Abrí los ojos, y vi el peludo pie del gordo caudillo a menos de un palmo de mi rostro. Estaba tan cerca, que pude distinguir las pulgas rojizas que correteaban por entre el pelo de sus tobillos.

– Soy un hombre de ciencia… y de Dios -dije sin atreverme a alzar la vista.

El nestoriano tradujo mis palabras, y luego se volvió hacia mí, evidentemente interesado, y me preguntó si era un sacerdote. Le respondí que pertenecía a la orden de los frailes menores, en su tercera regla.

– Un franciscano, ¡por supuesto! -exclamó-. He oído hablar de vosotros. La vuestra debe de ser una orden muy atrevida para enviar a sus hijos a las mismísimas puertas del Averno. -Y añadió-: En estas tierras puedes perder algo más que la vida.

– Luego admites que estás entre criaturas satánicas.

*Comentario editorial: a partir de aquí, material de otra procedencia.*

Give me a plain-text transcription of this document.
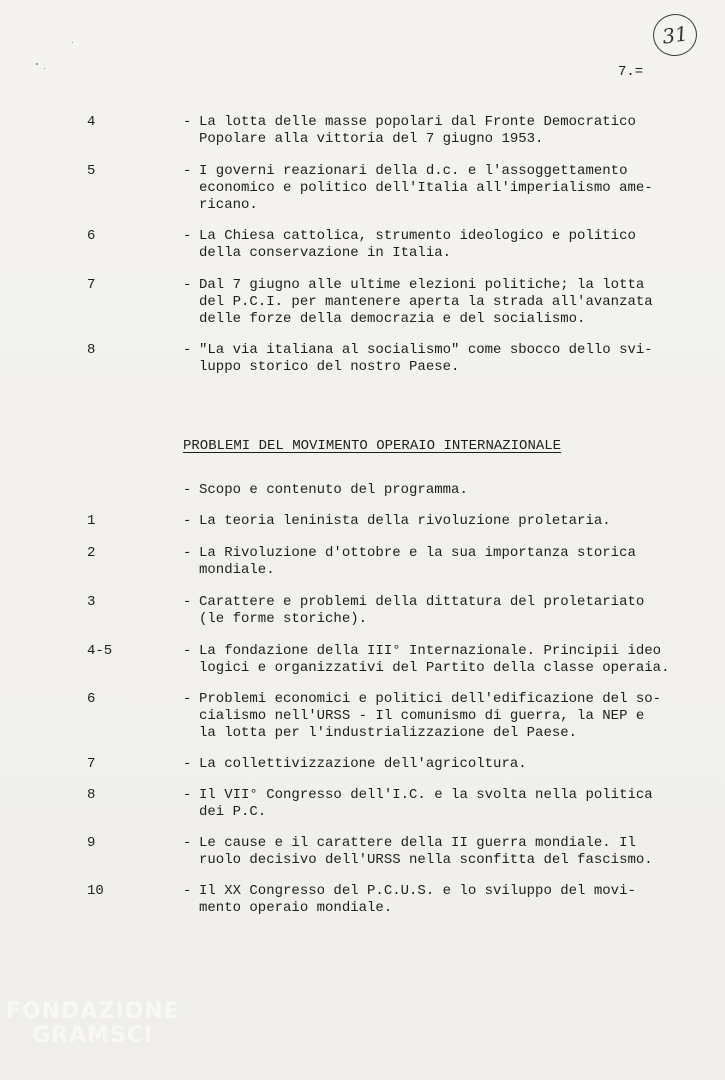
31
7.=
4	- La lotta delle masse popolari dal Fronte Democratico
Popolare alla vittoria del 7 giugno 1953.
5	- I governi reazionari della d.c. e l'assoggettamento
economico e politico dell'Italia all'imperialismo ame-
ricano.
6	- La Chiesa cattolica, strumento ideologico e politico
della conservazione in Italia.
7	- Dal 7 giugno alle ultime elezioni politiche; la lotta
del P.C.I. per mantenere aperta la strada all'avanzata
delle forze della democrazia e del socialismo.
8	- "La via italiana al socialismo" come sbocco dello svi-
luppo storico del nostro Paese.
PROBLEMI DEL MOVIMENTO OPERAIO INTERNAZIONALE
- Scopo e contenuto del programma.
1	- La teoria leninista della rivoluzione proletaria.
2	- La Rivoluzione d'ottobre e la sua importanza storica
mondiale.
3	- Carattere e problemi della dittatura del proletariato
(le forme storiche).
4-5	- La fondazione della III° Internazionale. Principii ideo
logici e organizzativi del Partito della classe operaia.
6	- Problemi economici e politici dell'edificazione del so-
cialismo nell'URSS - Il comunismo di guerra, la NEP e
la lotta per l'industrializzazione del Paese.
7	- La collettivizzazione dell'agricoltura.
8	- Il VII° Congresso dell'I.C. e la svolta nella politica
dei P.C.
9	- Le cause e il carattere della II guerra mondiale. Il
ruolo decisivo dell'URSS nella sconfitta del fascismo.
10	- Il XX Congresso del P.C.U.S. e lo sviluppo del movi-
mento operaio mondiale.
FONDAZIONE
GRAMSCI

El nestoriano rió con su horrible boca desdentada y fatua, y dijo:

– Ni siquiera Dios logra distinguir con claridad los imprecisos límites entre el Bien y el Mal. ¿Quién eres tú para intentarlo?

– ¡Blasfemo! -le grité.

Dorga, harto de aquella discusión que no entendía entre el nestoriano y yo, dio una furiosa patada en el suelo, justo frente a mi rostro, e increpó a su esbirro. El hereje palideció más de lo que parecía posible, y se apresuró a traducir nerviosamente nuestras palabras. Por supuesto no pude ver la expresión del gog al escuchar la traducción, pero su reacción hizo evidente que todo aquel asunto estaba perdiendo interés para él. El caudillo regresó a su trono dorado, y profirió unas rápidas y guturales órdenes. Yeda y mis otros captores habían permanecido junto a la entrada de la tienda, guardando un respetuoso silencio, y al escuchar las órdenes de Dorga, se pusieron rápidamente en marcha. Me sujetaron por las axilas, y me pusieron de pie con un tirón brusco y doloroso. Sin demasiados miramientos, empezaron a arrastrarme hacia la salida.